Arthur Ignatius Conan Doyle nasce a Edimburgo, il 22 maggio del 1859, figlio di un famoso caricaturista e di Mary Foley.  Nonostante le precarie condizioni economiche i Doyle fanno studiare il figlio fino al conseguimento della laurea in medicina. Arthur affiancherà la professione medica a quella di scrittore, infatti è stato un autore prolifico e poliedrico, i suoi generi spaziano dalla fantascienza al soprannaturale, dal giallo al romanzo storico. La sua fama però è indiscutibilmente legata al personaggio che veste i panni dell’investigatore Sherlock Holmes.

Pubblicato nel 1887, “Uno studio in rosso” è il primo di quattro romanzi in cui Doyle descrive nei minimi dettagli il detective Holmes e il suo compagno di avventure, il medico John Watson. Nella prima parte di “Uno studio in rosso”, la voce narrante è quella del dottor Watson, congedato dall’esercito per una grave ferita riportata alla spalla nella battaglia di Maiwand, Watson conosce Holmes grazie a Stamford, suo infermiere, quando lavorava come medico al Saint Bartholomew’s. Nella nebbiosa Londra, Watson e Holmes condivideranno un appartamento, e da subito inizieranno a indagare su un misterioso delitto, il cadavere di un uomo viene rinvenuto in una casa disabitata. Un omicidio, definito da Tobias Gregson di Scotland Yard, un vero rompicapo. Sul luogo del delitto nessun segno di rapina, né alcun indizio sulle cause della morte, gli agenti di polizia londinesi brancolano nel buio più totale. Il geniale acume dell’investigatore Holmes sarà in grado di dipanare l’ingarbugliata matassa?
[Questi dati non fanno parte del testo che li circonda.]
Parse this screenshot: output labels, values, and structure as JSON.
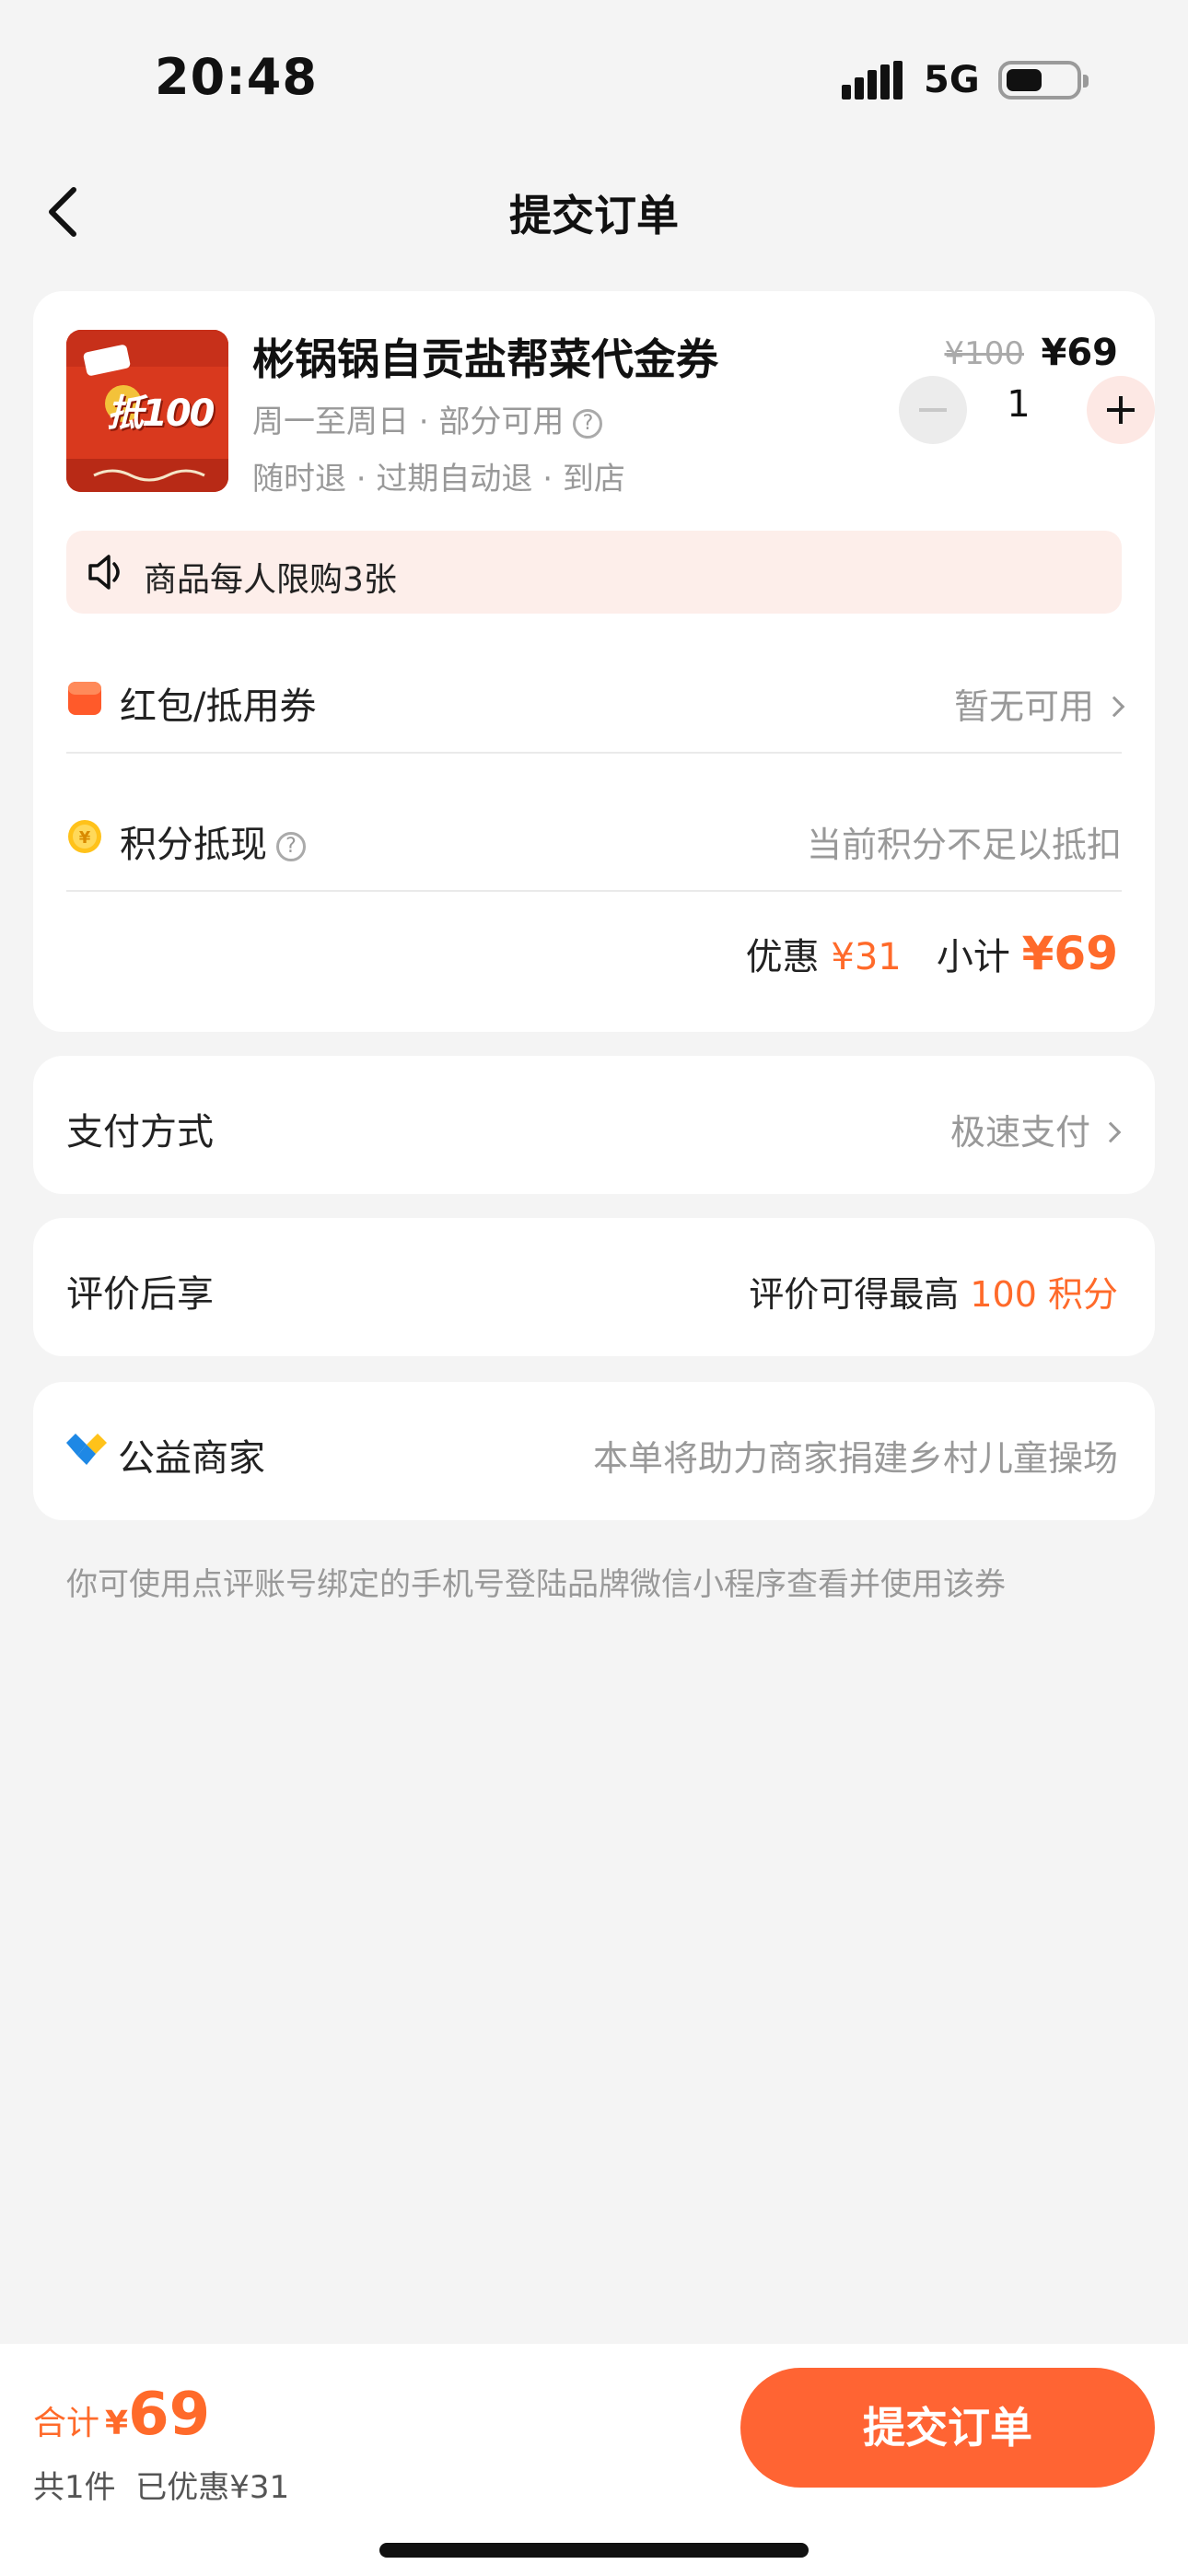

Intrigante l’ambientazione del romanzo, una Londra misteriosa di fine Ottocento. Un protagonista sui generis: egocentrico, presuntuoso, tagliente, consapevole del suo fine intuito e delle sue conoscenze in campo scientifico e psicologico. Lo stile del romanzo è lineare, chiaro, scorrevole, lontano da artificiose finezze moderne, dunque comprensibile da un vasto pubblico.

Perché questo titolo, Uno studio in rosso? Lo rivela lo stesso Holmes: “Il filo rosso del delitto corre nella matassa incolore della vita, e il nostro compito consiste nel dipanarla e isolarlo e portarlo allo scoperto centimetro per centimetro”. Per gli appassionati del genere giallo, ma non solo, questo romanzo della letteratura criminale è interessante, a mio avviso, perché anticipa delle tecniche investigative che, nella nostra epoca, certamente in uno stadio più avanzato, sono fondamentali per inchiodare il colpevole. Penso ai test sull’emoglobina che Holmes effettua nel suo laboratorio: “Ho trovato un reagente che precipita con l’emoglobina, e solo con quella”. “…Questo test sembra funzionare sia quando il sangue è vecchio sia quando è fresco. Se fosse stato scoperto prima, centinaia di individui che oggi se ne vanno liberi per strada avrebbero pagato da un pezzo il fio dei loro crimini”. Interessante anche la capacità di Holmes di dedurre attraverso l’osservazione di alcuni particolari la vita di chi ha di fronte, applicata al crimine, mi fa pensare alle tecniche di analisi comportamentale usate per tracciare un profilo del criminale. “Dottor Watson, il signor Sherlock Holmes, disse Stamford, incaricandosi delle presentazioni”. “Piacere, disse lui cordiale, stringendomi la mano con una vigoria inaspettata”. “Vedo che è stato in Afghanistan.” “Come diavolo fa a saperlo?” “Lasciamo perdere, fece lui, con una risatina”. Il dottor Watson avrà la sua spiegazione su come Holmes sia arrivato a capire molto di lui, prima ancora di conoscerlo, ma per saperlo è necessario addentrarsi nella piacevolissima lettura di Uno studio in rosso.